Neste sentido, é imperioso que reflitamos sobre a gravidade dos recentes acontecimentos no Brasil. Não pode haver espaço para a hesitação estratégica ou para a tecnicalidade política covarde.

Vivemos, sim, tempos sombrios em que a filósofa norte-americana, Judith Butler, é obrigada a enfrentar protestos grotescos nos quais uma boneca com o seu rosto, em tamanho natural, foi queimada.

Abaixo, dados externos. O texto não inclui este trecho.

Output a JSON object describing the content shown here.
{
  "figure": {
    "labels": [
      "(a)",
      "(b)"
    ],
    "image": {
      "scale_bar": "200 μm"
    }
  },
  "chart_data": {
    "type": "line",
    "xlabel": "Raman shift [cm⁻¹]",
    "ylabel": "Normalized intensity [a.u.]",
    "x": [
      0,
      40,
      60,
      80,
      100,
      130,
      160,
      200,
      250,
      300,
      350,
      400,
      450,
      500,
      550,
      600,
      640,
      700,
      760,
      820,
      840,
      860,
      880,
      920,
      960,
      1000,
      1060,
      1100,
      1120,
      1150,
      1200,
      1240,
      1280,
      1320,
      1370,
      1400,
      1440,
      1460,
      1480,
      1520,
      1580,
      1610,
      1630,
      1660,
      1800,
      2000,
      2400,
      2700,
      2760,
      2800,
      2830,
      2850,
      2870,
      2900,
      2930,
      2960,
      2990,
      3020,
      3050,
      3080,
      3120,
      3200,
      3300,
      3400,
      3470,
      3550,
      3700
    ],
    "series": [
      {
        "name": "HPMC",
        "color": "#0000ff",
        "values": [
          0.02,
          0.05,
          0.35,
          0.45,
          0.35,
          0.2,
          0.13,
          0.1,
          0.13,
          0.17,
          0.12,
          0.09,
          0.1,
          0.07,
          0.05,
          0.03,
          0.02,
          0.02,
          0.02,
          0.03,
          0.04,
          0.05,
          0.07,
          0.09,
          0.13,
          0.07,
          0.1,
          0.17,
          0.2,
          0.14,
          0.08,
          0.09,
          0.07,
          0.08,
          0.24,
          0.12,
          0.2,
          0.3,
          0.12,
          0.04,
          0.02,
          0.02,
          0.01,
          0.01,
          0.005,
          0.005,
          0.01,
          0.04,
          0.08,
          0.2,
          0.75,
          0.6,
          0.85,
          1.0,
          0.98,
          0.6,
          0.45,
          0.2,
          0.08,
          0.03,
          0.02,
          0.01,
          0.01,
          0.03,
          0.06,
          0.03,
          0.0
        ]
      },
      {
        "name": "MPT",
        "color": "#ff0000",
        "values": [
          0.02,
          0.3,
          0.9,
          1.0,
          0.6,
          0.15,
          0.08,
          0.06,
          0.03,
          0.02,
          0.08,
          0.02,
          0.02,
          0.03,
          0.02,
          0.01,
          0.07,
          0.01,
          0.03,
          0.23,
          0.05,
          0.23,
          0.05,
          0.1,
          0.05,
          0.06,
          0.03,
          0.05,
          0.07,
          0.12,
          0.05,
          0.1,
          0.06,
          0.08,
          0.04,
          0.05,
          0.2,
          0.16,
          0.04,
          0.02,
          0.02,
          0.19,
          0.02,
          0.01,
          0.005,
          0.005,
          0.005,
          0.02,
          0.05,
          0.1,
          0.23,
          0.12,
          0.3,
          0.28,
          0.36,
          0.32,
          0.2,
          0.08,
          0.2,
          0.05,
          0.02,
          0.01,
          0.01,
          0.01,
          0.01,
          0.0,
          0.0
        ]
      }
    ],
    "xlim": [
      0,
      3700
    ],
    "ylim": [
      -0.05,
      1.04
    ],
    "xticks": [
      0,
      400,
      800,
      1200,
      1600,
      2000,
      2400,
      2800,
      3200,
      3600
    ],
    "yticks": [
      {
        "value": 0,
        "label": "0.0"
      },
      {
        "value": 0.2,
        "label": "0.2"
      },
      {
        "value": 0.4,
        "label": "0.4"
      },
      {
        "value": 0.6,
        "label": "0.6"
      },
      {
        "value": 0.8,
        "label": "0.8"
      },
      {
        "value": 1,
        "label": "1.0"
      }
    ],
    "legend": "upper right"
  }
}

Ou ainda, manifestantes, que nunca sequer folhearam um livro da autora, protestando contra o que chamam de “ideologia de gênero”, supostamente estimulada pela obra da filósofa, além de empunharem cartazes pedindo por intervenção militar no Brasil. Detalhe importante: Butler foi convidada para vir ao país e falar sobre o futuro da democracia. Mesmo no aeroporto de Congonhas para regressar aos Estados Unidos, a filósofa e sua companheira foram agredidas por meio de xingamentos gratuitos como “assassina”, “porca”, “destruidora das famílias” e “corruptora de menores”.

Ora, casos como esse evidenciam o crescimento aterrador do discurso propriamente fascista na esfera pública brasileira. Aliás, personalidades políticas que podemos definir como fascistas saíram das sombras para atuar com desenvoltura e proferir despautérios sem o menor constrangimento.

Para os fascistas, pensar é uma forma de castração. A conduta machista obtusa, bem como o ódio à homossexualidade também compõem o ethos de qualquer fascista. Como alerta Eco, em nome das gerações futuras, lutar contra esse tipo de irracionalismo, desvendá-lo, trata-se de uma obrigação não apenas política, mas principalmente moral.

Victor Leandro Chaves Gomes

Historiador e Cientista Político. Professor do Departamento de Estudos Estratégicos e Relações Internacionais (DEI) da Universidade Federal Fluminense (UFF).